The fact that he knew her name and she didn’t know his was a problem. If she said yes, then she would be dancing with someone who knew her and whom she was supposed to know, which was something all together different from dancing with perfect strangers. And this man was quite dark-skinned, something Eeona would give her grief over if it was ever found out Anette had even danced with him. Besides, she was tired and her feet hurt. “No, thank you,” she said with a high-class smile, and turned her head so he might know he could take his leave. She was not anybody’s chambermaid. Her sister had raised her to hold a teacup as a lady should. Besides, she had a fiancé, didn’t she? He was in the States. He hadn’t even written her all these months, but still . . .

This man leaned in closer to her, speaking to the side of her face. “Anette, you should dance with me, yes.” And there was something like a
premonition in his voice. As if he were a ghost and not a man, which is, in a way, what he turned out to be. She was taken aback by his forwardness. Offended even, though his forceful voice intrigued her.
I
should
dance with him or else what?
She thought this to herself but said to him, “I believe you are being rude, sir. I do not know you.” She gave him her Eeona English for spite.

The man didn’t draw back as he should have. He leaned forward into her face. “Anette. You remember a boy who made you a tin house once in grade school? Your sister wouldn’t let you keep it because she thought I wasn’t your kind.”

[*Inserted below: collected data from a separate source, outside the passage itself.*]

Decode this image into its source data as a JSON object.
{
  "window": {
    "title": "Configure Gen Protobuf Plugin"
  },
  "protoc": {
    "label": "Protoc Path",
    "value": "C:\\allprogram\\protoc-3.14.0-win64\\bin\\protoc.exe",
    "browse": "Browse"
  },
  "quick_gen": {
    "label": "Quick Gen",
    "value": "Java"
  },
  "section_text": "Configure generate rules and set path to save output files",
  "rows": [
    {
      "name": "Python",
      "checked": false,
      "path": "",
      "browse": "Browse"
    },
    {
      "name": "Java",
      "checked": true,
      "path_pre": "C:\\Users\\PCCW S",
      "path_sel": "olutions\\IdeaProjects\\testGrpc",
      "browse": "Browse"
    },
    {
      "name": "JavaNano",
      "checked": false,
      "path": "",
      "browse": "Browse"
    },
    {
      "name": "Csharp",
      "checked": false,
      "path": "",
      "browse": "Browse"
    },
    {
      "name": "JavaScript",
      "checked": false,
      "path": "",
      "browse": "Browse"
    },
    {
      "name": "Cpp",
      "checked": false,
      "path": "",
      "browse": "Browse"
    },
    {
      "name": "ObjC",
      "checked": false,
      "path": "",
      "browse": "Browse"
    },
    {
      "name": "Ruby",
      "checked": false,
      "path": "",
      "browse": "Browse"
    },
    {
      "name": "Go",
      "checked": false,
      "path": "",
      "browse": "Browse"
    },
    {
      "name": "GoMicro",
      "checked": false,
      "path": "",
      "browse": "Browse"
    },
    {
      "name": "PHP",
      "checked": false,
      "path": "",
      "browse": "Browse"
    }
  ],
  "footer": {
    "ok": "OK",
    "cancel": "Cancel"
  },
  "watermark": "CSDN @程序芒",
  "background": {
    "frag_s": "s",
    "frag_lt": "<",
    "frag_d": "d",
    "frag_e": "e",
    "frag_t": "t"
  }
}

Well, hot diggity damn. Franky. Franky Joseph, who’d made her that doll-size living room set. He’d made her a home. Of course she remembered. She pictured that silvery aluminum dining set. Resting on the very same old table that she and Eeona still ate their meals on. In the very same rented apartment that had been nice twenty years ago but was now, well, twenty years older. Of course she remembered. Hadn’t he left school early? Hadn’t he disappeared during the war? She put her hand out and he took her to the dance floor. She had not remembered him having green eyes, but there they were. Bursting out of his dark face like a promise.

The next day, the blue-collar man with the green eyes and green Cadillac leaned over the counter at the apothecary after accepting his change and asked Anette to the movies.

“Yes,” she said. “But my children will have to come along.”

But what did that matter? Franky had been in love with Anette since he was a child. He knew this was his time and his chance.